THE APPRAISAL PROCESS

If you have ever bought or sold a home you know the appraisal process is nail biting and in some cases can be the deal breaker. The appraisal is the “opinion of value” from the perspective of the appraiser and the comps he has to work with. I will try to breakdown the home selling process and where the appraisal fits in to the process.
First, a seller decides to sell their home and may interview several agents that focus in the area where the home is located, or know a realtor, or a realtor may be referred by a friend or family member. The realtor will pull the most recent comps in the neighborhood and find the best similar comps. I have extensive knowledge of the appraisal process and when I am doing my research I focus on sales in the last 180 days because I know that is what an appraiser is going to focus on.
While an appraiser will look at and even add an active listing to the appraisal, it does not carry the same weight as a sold comp. Generally speaking, an appraiser is going to look first in the same neighborhood, and if there aren’t any comparable, then he will fan out to within 5 miles or so. When the appraiser is looking for com parables I mean built about the same time-frame or age of the home, plus or minus a few hundred square feet, number of bedrooms and bathrooms, lot size, type of lot like corner lot or conservation lot meaning no backyard or if the home has backyard neighbors then he will be looking for homes with backyard neighbors. If the home has a pool then he will be looking for similar pool homes in the area.
In many cases when I go to list a home, people want to show me all the updates and highlights that they think make their home have additional value. It used to be that granite/stone/marble/corian or upgraded counter-tops added value, but today most new homes come with granite or some type of upgraded counter tops so appraisers really don’t add value from an appraisers point of view.

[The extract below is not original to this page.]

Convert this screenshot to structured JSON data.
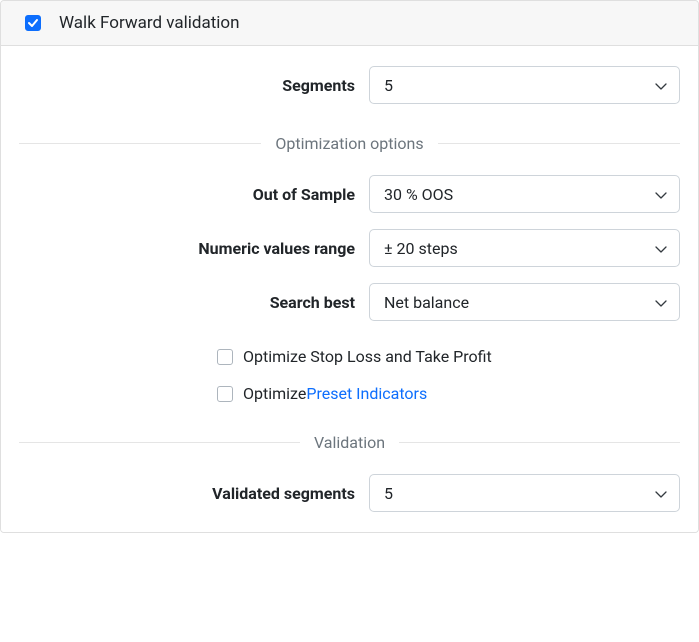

When I say from an appraisers point of view I need to explain the process from the appraisers point of view. The appraiser is sent out by the lender of the buyer and they have expectations from the appraiser. The biggest expectation is the lender does not want to see a lot of exceptions, meaning there are things that you may think add value, but the appraiser may not think so. For instance you add a nice pool to your home at a cost of $50,000. On a resale home a pool will generally be worth 10k-15k. You can imagine putting a pool on, then get transferred a year later and the pool you paid 50k for is now worth 15k. That’s a hard one, but it is reality.
Let’s say this same homeowner had installed a nice 6″ fence in the backyard at a cost of 10k. This will shock some of you, but appraisers give no added value for a fence. Their reasoning is they have no idea if the fence belongs to the home owner (obvious to me most of the time) or if they split the cost with some of their neighbors, so there is no value added to the appraisal for a fence.

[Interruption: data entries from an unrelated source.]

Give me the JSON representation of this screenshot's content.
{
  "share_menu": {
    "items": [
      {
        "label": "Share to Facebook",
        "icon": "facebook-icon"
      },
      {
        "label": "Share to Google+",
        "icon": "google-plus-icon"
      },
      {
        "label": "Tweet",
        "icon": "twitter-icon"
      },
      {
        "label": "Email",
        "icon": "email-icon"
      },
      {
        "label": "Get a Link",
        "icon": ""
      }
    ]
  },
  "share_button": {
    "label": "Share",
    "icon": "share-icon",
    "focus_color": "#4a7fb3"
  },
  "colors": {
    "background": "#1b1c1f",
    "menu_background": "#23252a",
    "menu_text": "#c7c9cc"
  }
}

Let’s say you spend 20k on some really nice palms to make your home look tropical and beautiful. Again, the appraiser adds no value for landscaping. Let’s say your home is in need of an exterior paint job and you decide to have it painted at a cost of $6000 right before you list the home. You would expect that that would add value. Correct? No, it may help your home to be picked by a buyer over others, but from the perspective of the appraiser it adds no additional value.

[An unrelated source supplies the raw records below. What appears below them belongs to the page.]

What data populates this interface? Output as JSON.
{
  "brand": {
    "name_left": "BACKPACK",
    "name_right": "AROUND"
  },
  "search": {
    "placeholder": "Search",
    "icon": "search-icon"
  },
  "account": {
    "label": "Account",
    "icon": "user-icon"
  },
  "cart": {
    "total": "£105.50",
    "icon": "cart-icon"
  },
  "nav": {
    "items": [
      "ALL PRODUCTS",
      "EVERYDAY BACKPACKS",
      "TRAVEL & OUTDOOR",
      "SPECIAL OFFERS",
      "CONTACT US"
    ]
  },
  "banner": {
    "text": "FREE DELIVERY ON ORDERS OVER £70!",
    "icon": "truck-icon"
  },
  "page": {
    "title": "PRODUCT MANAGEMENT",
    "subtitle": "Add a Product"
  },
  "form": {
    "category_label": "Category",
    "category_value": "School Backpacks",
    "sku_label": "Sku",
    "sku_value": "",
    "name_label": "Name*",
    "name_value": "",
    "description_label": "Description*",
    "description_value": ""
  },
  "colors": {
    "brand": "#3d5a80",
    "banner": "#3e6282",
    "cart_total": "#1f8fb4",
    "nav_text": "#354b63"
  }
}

There is lots more to say about the appraisal process, but I know most people won’t read more than a paragraph or two, so I will blog shortly with more about the process in future posts. Right now I have my first listing with those solar panels that are installed on your roof that bring your electric bill down to zero and even allow you to sell excess electricity back to the local electric company. The panels are very expensive, but does an appraiser see that as added value? Stay tuned for my next blog on the appraisal process.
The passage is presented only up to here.